佛像圖彙27
【27】善住法海勝慧遊戲神通(ぜんじゅうほうかいしょうえゆげじんつう)
[訳]
善住法海勝慧遊戲神通 梵字はア
東方に行く事九競伽沙の仏土に一つの世界が有り、名を善住法海国という。そこに一人の仏がおわして、名を善住法海勝慧遊戲神通如来という。四つの大願を発せられた。
[解説]
七仏薬師の第六。右手には薬壷を持っている。
尊号の「遊戯神通」とは、仏菩薩が神通に遊んで人を化して以て自ら娯楽すること。神通とは、無礙(むげ)自在で超人的な不思議な力。また、そのはたらき。霊妙ではかり知れず、自由自在にどんな事をもなしうる働きや力。禅定などの修行によって得られるもので、天眼通・天耳通・他心通・宿命通・神足通の五神通、また、これに漏尽通を加えた六神通があるという。俗人の「遊び」とは違うが、それにより心を楽しませる、悦楽するという点は通じるだろう。
画像は中国の清時代(18~19世紀)の銅造、鍍金による彫像で、着衣や台座の形式が一致するため、七仏薬師として造られたとみられている。
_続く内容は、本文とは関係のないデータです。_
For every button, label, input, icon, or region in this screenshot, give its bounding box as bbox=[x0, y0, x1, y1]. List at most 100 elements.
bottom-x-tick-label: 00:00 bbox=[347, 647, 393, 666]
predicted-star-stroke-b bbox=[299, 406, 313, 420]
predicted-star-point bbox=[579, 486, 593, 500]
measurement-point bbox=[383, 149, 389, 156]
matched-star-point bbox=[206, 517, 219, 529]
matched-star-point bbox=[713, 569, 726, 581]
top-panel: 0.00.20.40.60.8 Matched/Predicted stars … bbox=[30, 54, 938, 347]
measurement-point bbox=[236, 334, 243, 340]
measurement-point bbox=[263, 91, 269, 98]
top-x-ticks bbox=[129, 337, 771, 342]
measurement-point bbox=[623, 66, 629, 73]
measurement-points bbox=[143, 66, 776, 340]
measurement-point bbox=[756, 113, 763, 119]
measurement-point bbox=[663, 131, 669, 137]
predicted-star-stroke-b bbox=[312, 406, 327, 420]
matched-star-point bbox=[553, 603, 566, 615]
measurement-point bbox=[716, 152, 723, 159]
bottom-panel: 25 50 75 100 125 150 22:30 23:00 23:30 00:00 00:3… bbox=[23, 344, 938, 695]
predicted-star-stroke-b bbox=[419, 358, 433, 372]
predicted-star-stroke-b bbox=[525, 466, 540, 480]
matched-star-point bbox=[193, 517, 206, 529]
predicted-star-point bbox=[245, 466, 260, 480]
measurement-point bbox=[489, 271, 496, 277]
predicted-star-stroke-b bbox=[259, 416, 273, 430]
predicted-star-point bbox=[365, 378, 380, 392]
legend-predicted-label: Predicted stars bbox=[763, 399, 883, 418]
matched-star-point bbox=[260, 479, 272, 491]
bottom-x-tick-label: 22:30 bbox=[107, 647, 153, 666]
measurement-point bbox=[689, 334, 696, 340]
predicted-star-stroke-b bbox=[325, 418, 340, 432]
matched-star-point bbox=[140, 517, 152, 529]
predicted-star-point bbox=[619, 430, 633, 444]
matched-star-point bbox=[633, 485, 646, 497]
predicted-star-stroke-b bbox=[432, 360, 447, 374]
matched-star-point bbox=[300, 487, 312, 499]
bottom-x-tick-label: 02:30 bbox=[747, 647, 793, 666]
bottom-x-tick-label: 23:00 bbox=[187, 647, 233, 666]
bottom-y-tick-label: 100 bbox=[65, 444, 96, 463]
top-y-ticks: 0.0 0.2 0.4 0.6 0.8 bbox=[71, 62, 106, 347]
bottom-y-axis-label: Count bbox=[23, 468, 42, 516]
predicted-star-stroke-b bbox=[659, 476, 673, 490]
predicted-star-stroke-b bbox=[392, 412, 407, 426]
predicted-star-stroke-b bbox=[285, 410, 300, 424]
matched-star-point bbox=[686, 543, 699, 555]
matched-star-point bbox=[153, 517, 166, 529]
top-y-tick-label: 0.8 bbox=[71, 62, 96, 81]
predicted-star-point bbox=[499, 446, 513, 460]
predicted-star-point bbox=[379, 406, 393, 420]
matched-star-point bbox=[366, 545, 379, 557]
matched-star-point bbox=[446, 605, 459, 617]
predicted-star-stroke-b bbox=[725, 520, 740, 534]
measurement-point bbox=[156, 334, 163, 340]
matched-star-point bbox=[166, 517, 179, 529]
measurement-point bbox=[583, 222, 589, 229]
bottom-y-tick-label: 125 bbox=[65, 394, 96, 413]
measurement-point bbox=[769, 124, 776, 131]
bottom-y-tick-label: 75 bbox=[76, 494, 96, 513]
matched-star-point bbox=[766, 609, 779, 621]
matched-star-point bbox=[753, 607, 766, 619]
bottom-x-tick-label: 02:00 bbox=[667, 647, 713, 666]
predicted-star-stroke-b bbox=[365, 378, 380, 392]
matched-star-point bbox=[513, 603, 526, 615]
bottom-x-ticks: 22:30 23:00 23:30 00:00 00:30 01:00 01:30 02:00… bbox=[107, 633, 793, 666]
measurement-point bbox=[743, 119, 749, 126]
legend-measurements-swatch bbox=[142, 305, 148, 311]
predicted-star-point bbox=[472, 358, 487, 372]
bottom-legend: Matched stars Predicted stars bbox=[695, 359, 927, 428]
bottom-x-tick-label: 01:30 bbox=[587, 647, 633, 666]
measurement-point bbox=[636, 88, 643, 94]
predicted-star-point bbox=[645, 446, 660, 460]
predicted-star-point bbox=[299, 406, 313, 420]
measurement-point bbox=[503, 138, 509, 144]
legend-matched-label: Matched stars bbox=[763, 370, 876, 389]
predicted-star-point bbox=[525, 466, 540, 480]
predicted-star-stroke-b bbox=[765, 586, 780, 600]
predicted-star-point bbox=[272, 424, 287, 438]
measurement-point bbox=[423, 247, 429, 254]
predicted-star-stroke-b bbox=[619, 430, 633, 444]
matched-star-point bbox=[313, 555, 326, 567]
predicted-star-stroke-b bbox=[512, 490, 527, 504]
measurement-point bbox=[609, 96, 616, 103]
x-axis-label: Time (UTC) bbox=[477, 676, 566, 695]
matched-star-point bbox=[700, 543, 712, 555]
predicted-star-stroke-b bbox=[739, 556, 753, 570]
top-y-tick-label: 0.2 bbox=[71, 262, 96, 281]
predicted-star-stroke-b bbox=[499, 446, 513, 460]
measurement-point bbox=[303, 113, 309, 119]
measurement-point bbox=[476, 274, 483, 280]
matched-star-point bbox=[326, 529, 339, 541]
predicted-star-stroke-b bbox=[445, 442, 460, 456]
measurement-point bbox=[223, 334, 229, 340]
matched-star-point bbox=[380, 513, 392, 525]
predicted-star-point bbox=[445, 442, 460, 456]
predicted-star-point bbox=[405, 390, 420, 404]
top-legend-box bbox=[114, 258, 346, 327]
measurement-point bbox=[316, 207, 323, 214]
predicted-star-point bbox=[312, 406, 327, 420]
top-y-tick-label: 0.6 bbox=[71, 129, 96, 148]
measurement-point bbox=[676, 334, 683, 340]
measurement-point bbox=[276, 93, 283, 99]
右手を前に向け、左手を腹前で仰ぐ仕草から、宝月智厳光音自在王如来あるいは法海勝慧遊戯神通如来である可能性が考えられるものの、銘文がなく区別しがたいという。『佛像圖彙』の法海勝慧遊戯神通は手の格好が違うが、何を元にしたのであろうか。七仏薬師の彫像はほとんど例がないだけに、この像は貴重である。東京国立博物館蔵。